In general, Miguel Dalmau’s Julio Cortázar: El Cronopio Fugitivo is much more interesting and expansive. Dalmau is fascinated by Cortázar’s relationship to his sister and mother both of whom he supported throughout his life. He explores the possibility of testosterone treatments that might explain Cortázar’s bigger libido in the late sixties, as well as that voluminous beard, which appeared at the same time, and apparently out of nowhere. Dalmau also tackles the controversy over Cortázar’s death more directly and in more detail than Herráez. Did Cortázar die of AIDS because of a blood transfusion he received in the early 80’s or did he die of leukemia? Did his second wife Carol Dunlop die of AIDS that she had contracted from him? Dalmau opts for AIDS, in support of Cristina Peri Rossi’s version, who claims that she saw a kaposi sarcoma. Should it matter if Cortázar died of AIDS? In a way it doesn’t but insofar as it reminds us of how the monumentalization of his reputation has made him untouchable maybe it does.
Wherever there is sex, family intrigue, and conflict, Dalmau goes there to dig deep and explore it in detail. He is aggressive about uncovering Cortázar. For example, he notes Cortázar’s peculiar fetishization of rape in a few stories and starts to ask questions.

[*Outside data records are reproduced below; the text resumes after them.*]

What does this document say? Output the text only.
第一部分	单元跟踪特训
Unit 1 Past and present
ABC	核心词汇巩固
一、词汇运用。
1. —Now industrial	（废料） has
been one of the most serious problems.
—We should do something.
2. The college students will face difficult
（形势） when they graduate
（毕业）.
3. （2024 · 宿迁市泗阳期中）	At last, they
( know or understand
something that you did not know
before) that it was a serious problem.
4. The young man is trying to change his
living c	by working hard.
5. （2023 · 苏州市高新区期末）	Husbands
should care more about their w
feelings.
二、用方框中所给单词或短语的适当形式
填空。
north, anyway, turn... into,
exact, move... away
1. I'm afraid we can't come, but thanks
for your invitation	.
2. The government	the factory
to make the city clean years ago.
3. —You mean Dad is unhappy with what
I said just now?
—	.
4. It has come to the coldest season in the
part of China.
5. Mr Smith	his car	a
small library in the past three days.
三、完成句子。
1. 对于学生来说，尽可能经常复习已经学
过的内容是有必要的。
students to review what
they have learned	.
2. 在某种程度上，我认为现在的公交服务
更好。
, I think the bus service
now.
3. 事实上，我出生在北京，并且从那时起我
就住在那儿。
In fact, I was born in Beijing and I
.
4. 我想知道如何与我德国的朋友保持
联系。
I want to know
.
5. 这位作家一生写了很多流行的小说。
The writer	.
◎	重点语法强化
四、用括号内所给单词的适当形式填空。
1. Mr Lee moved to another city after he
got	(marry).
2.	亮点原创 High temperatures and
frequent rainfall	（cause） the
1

This is the right thing to do, however uncomfortable it might be for all of us who idolize the author. Based on these stories, Dalmau hints that Cortázar raped a woman in Kenya, but we’ll never know for sure. Is it even responsible to pose this possibility when all you have is fiction? What remains, however, are troubling traces of violence and misogyny in the words of Cortázar that merit our attention. I’m not sure Dalmau quite gets the balance right in how he addresses some of these controversial issues but he’s not afraid to look and explore, which is the right approach.
The problem I have with this book is that Dalmau’s querulous voice, and his clear and casual hostility toward women in general, is distracting. There’s a hectoring quality to the biography, as well as a leering one, that’s just not right. The tone is wrong for me, no matter how much I appreciate the biographer’s dogged insistence in getting to the bottom of his subject. Maybe Cortázar was a momma’s boy, as Dalmau insists over and over again, but the gloating and arrogant asides are infuriating. Then there’s his questionable obsession with referring to the “African” blood in that transfusion that supposedly gave Cortázar HIV. I don’t know how to put this, but Dalmau’s authorial voice is insufferable. It’s a shame because in many ways this could have been a great biography.